2

I am struggling to write a query that returns the SUM of values in one field. I need to SUM it just once if there are multiple rows with the same value in another 2 fields and to SUM all values if there are

I have a table with 3 fields:

  1. UTM Source
  2. Company ID
  3. Active users

If the UTM Source and Company ID is the SAME I need to count distinct values of Active users If the UTM Source and Company ID is DIFFERENT I need to count all values of Active users

Here is the sample table: https://docs.google.com/spreadsheets/d/1jytu0_YduNlFXAgs_kVZ8M3UbPKnKVQWgXRE6r10p6I/edit?usp=sharing

I managed to write this query:

SELECT  DISTINCT `UTM Source`, `Company ID`, SUM(DISTINCT `Active users`) as Users
FROM customers
GROUP BY `UTM Source`, `Company ID`) AS customers_2`

I get almost what I need since it returns just one row for UTM Source email with value 9 in the field of Active users. Now I need just to summarize all the same UTM Source so I tried this query:

SELECT `UTM Source`, `Users`
FROM (
     SELECT  DISTINCT `UTM Source`, `Company ID`, SUM(DISTINCT `Active users`) as Users
     FROM customers
     GROUP BY `UTM Source`, `Company ID`) AS customers_2
GROUP BY `UTM Source`

But I am receiving some kind of error:

Expression #2 of the SELECT list is not in the GROUP BY clause and contains nonaggregated column 'customers_2.Users' which is not functionally dependent on columns in GROUP BY clause; this is incompatible with sql_mode=only_full_group_by

I've checked that thread, but I do not understand it well since I am new to databases. I am using MAMP, MySQL 5.27.6 on MAC with Sequel Pro and this is just a testing database I created from the XLS table I received to solve this task.

Thanks for any advice.

Ahmad
  • 1,618
  • 5
  • 24
  • 46

2 Answers2

1

Group by is for agggreated result so in your case or you just need the subquery result then you don't nedd group by

SELECT `UTM Source`, `Users`
FROM (
     SELECT  DISTINCT `UTM Source`, `Company ID`, SUM(DISTINCT `Active users`) as Users
     FROM customers
     GROUP BY `UTM Source`, `Company ID`)  customers_2

or you should add an aggregation function eg:

SELECT `UTM Source`, sum(`Users`)
FROM (
     SELECT  DISTINCT `UTM Source`, `Company ID`, SUM(DISTINCT `Active users`) as Users
     FROM customers
     GROUP BY `UTM Source`, `Company ID`)  customers_2
GROUP BY `UTM Source`

or ypu must mention in group y the column not involved by aggregation function

SELECT `UTM Source`, `Users` , count(*)
FROM (
     SELECT  DISTINCT `UTM Source`, `Company ID`, SUM(DISTINCT `Active users`) as Users
     FROM customers
     GROUP BY `UTM Source`, `Company ID`)  customers_2
GROUP BY `UTM Source`,  `Users`
ScaisEdge
  • 131,976
  • 10
  • 91
  • 107
0

Without seeing what results you actually want to produce from that data, your question is currently rather ambiguous.
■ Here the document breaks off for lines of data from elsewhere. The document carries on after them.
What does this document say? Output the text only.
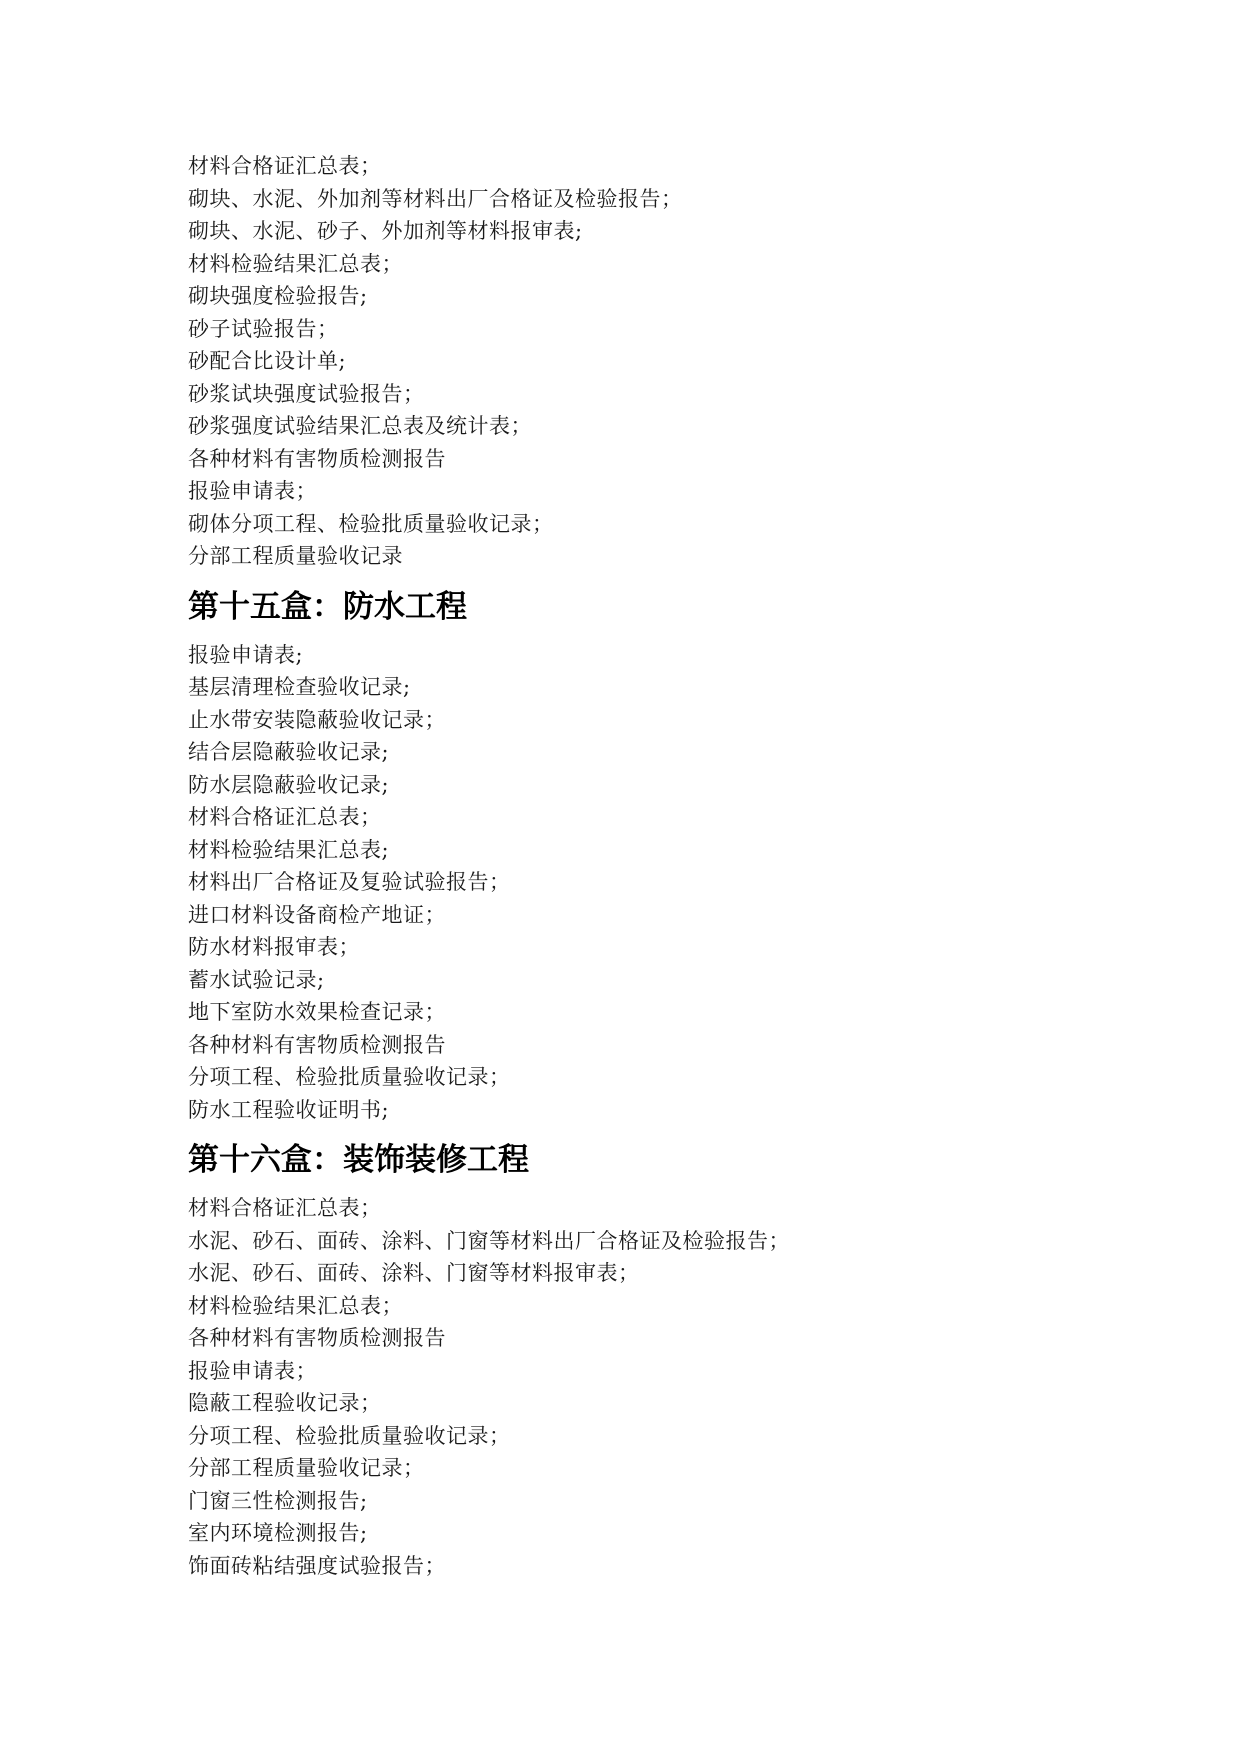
材料合格证汇总表；
砌块、水泥、外加剂等材料出厂合格证及检验报告；
砌块、水泥、砂子、外加剂等材料报审表;
材料检验结果汇总表；
砌块强度检验报告;
砂子试验报告；
砂配合比设计单;
砂浆试块强度试验报告；
砂浆强度试验结果汇总表及统计表；
各种材料有害物质检测报告
报验申请表；
砌体分项工程、检验批质量验收记录；
分部工程质量验收记录
第十五盒：防水工程
报验申请表;
基层清理检查验收记录;
止水带安装隐蔽验收记录；
结合层隐蔽验收记录;
防水层隐蔽验收记录;
材料合格证汇总表；
材料检验结果汇总表;
材料出厂合格证及复验试验报告；
进口材料设备商检产地证；
防水材料报审表；
蓄水试验记录;
地下室防水效果检查记录；
各种材料有害物质检测报告
分项工程、检验批质量验收记录；
防水工程验收证明书;
第十六盒：装饰装修工程
材料合格证汇总表；
水泥、砂石、面砖、涂料、门窗等材料出厂合格证及检验报告；
水泥、砂石、面砖、涂料、门窗等材料报审表；
材料检验结果汇总表；
各种材料有害物质检测报告
报验申请表；
隐蔽工程验收记录；
分项工程、检验批质量验收记录；
分部工程质量验收记录；
门窗三性检测报告;
室内环境检测报告;
饰面砖粘结强度试验报告；
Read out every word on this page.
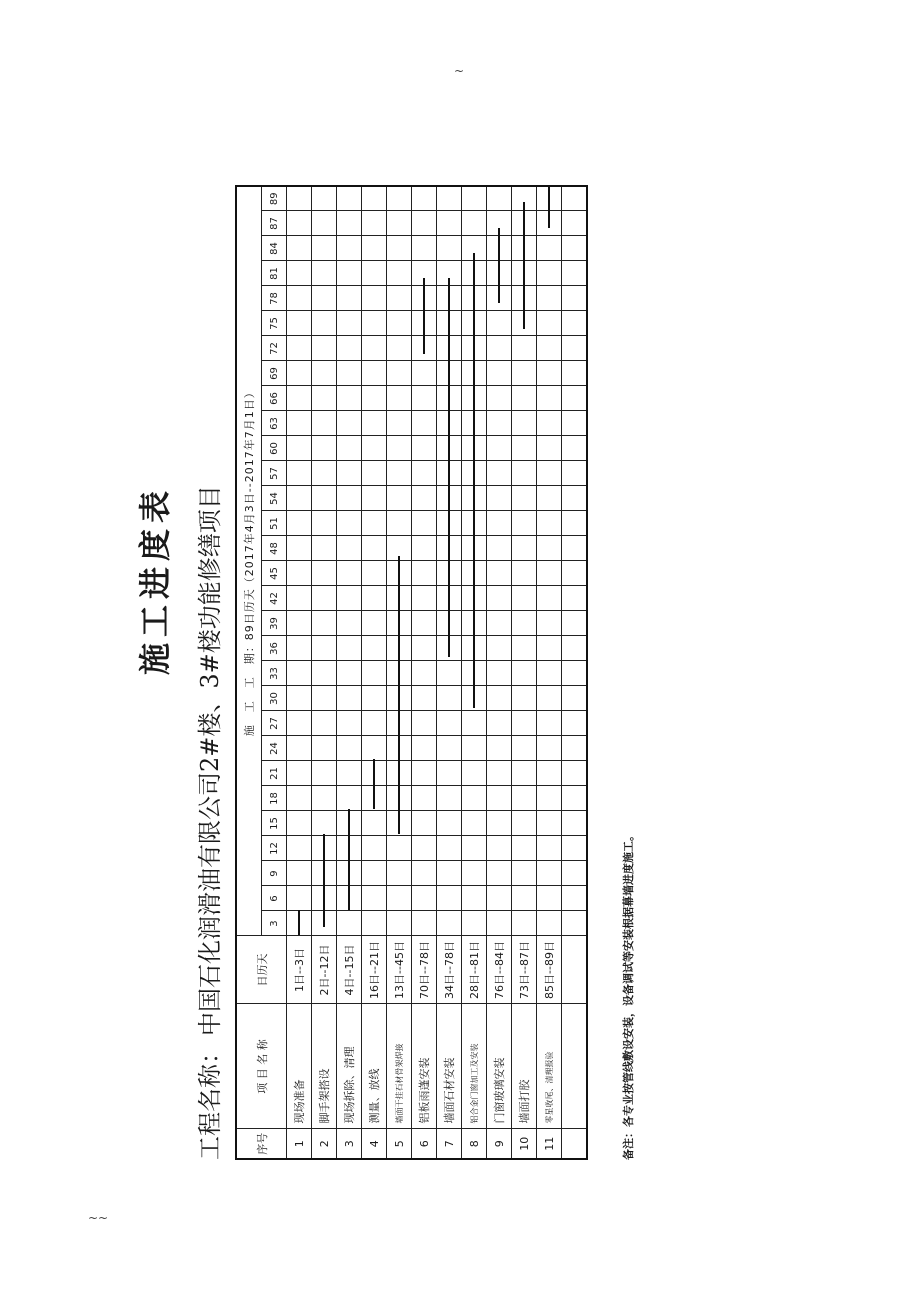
~
~~
施工进度表
工程名称：中国石化润滑油有限公司2#楼、3#楼功能修缮项目
序号	项 目 名 称	日历天	施　工　工　期：89日历天（2017年4月3日--2017年7月1日）																													
			3	6	9	12	15	18	21	24	27	30	33	36	39	42	45	48	51	54	57	60	63	66	69	72	75	78	81	84	87	89
1	现场准备	1日--3日	

2	脚手架搭设	2日--12日	

3	现场拆除、清理	4日--15日	

4	测量、放线	16日--21日	

5	墙面干挂石材骨架焊接	13日--45日	

6	铝板雨蓬安装	70日--78日	

7	墙面石材安装	34日--78日	

8	铝合金门窗加工及安装	28日--81日	

9	门窗玻璃安装	76日--84日	

10	墙面打胶	73日--87日	

11	零星收尾、清理报验	85日--89日	

																																	备注：各专业按管线敷设安装，设备调试等安装根据幕墙进度施工。
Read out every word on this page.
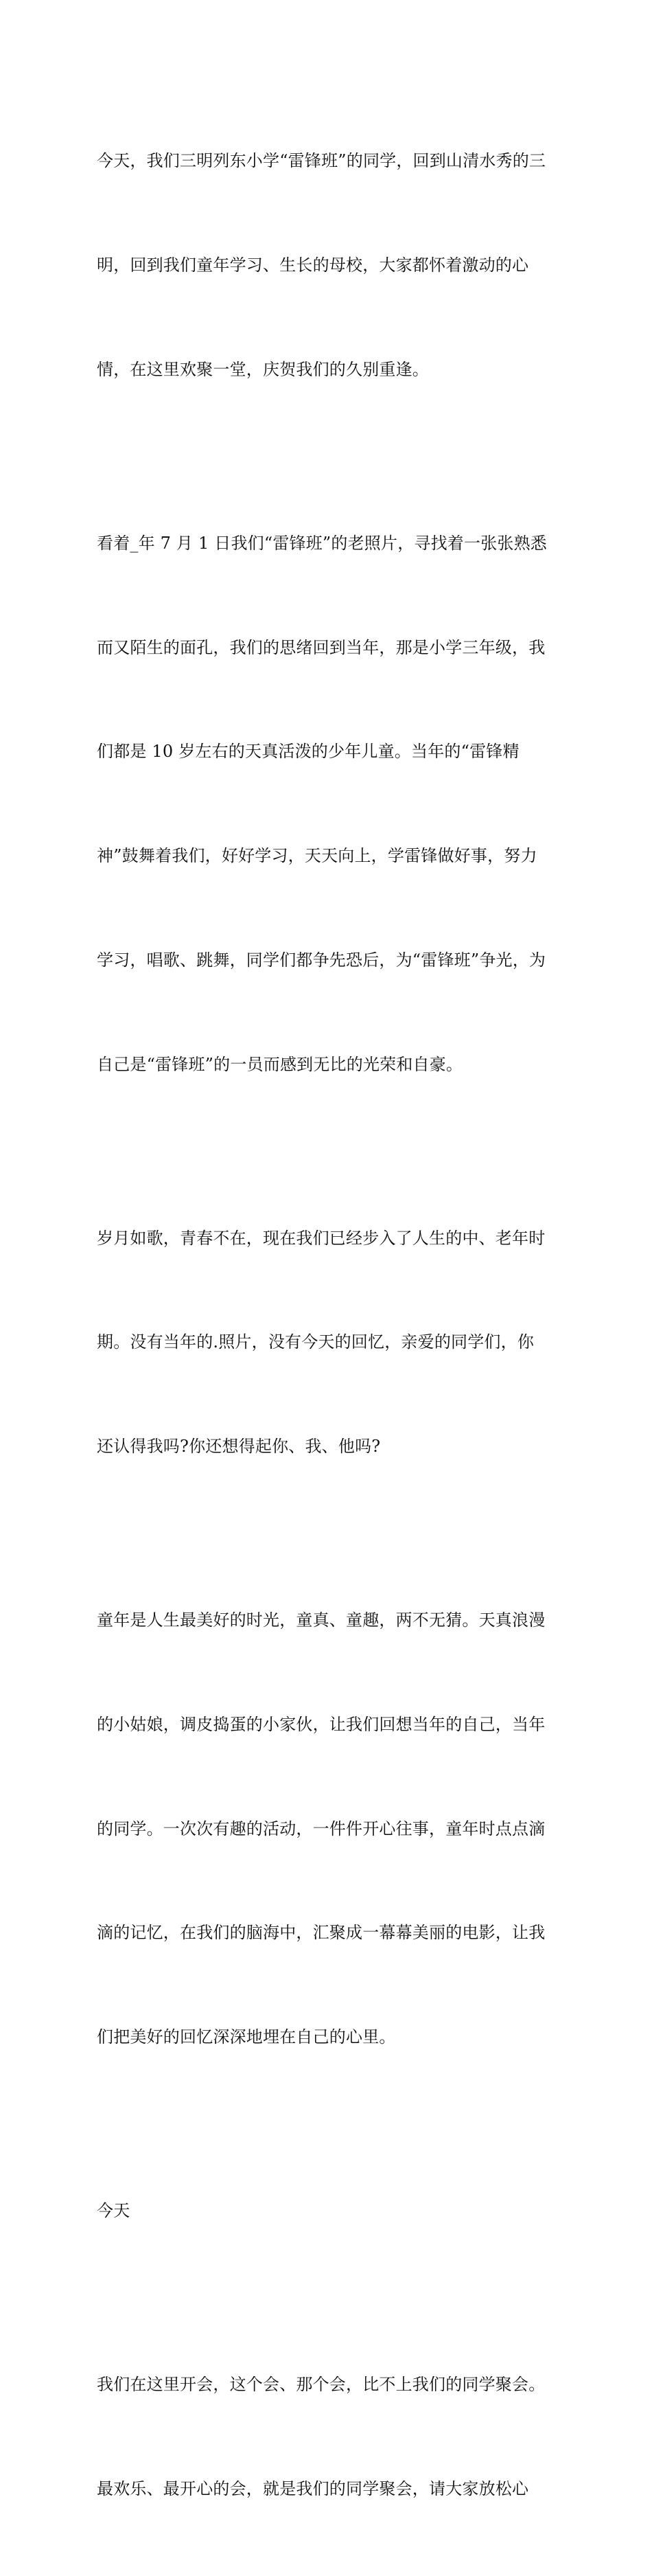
今天，我们三明列东小学“雷锋班”的同学，回到山清水秀的三

明，回到我们童年学习、生长的母校，大家都怀着激动的心

情，在这里欢聚一堂，庆贺我们的久别重逢。

看着_年 7 月 1 日我们“雷锋班”的老照片，寻找着一张张熟悉

而又陌生的面孔，我们的思绪回到当年，那是小学三年级，我

们都是 10 岁左右的天真活泼的少年儿童。当年的“雷锋精

神”鼓舞着我们，好好学习，天天向上，学雷锋做好事，努力

学习，唱歌、跳舞，同学们都争先恐后，为“雷锋班”争光，为

自己是“雷锋班”的一员而感到无比的光荣和自豪。

岁月如歌，青春不在，现在我们已经步入了人生的中、老年时

期。没有当年的.照片，没有今天的回忆，亲爱的同学们，你

还认得我吗?你还想得起你、我、他吗?

童年是人生最美好的时光，童真、童趣，两不无猜。天真浪漫

的小姑娘，调皮捣蛋的小家伙，让我们回想当年的自己，当年

的同学。一次次有趣的活动，一件件开心往事，童年时点点滴

滴的记忆，在我们的脑海中，汇聚成一幕幕美丽的电影，让我

们把美好的回忆深深地埋在自己的心里。

今天

我们在这里开会，这个会、那个会，比不上我们的同学聚会。

最欢乐、最开心的会，就是我们的同学聚会，请大家放松心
My personal interpretation is that you want the sum of the active users column per UTM Source. Except, where multiple rows exactly match they should only be included once.

In reverse, that's two steps...

  • De-duplicate the data
  • Aggregate the data

Which gives me the following...

SELECT
  `UTM Source`,
  SUM(`Active Users`)   AS Users
FROM
(
  SELECT DISTINCT
    `UTM Source`,
    `Company ID`,
    `Active Users`
  FROM
    customers
)
  deduplicated_data
GROUP BY
  `UTM Source`

EDIT:

I do wonder if the problem statement is missing some information though? Why would the same UTM Source have the same Company ID with multiple different numbers of Active Users?

  • Is there some other column(s) not being mentioned?

For example, perhaps there's a date field? In which case you possibly actually need to find the record with the most recent date?

More information would be helpful (edit your question), about the reason you need to do this / what you are trying to achieve, and the exact results you want to generate from your given example data.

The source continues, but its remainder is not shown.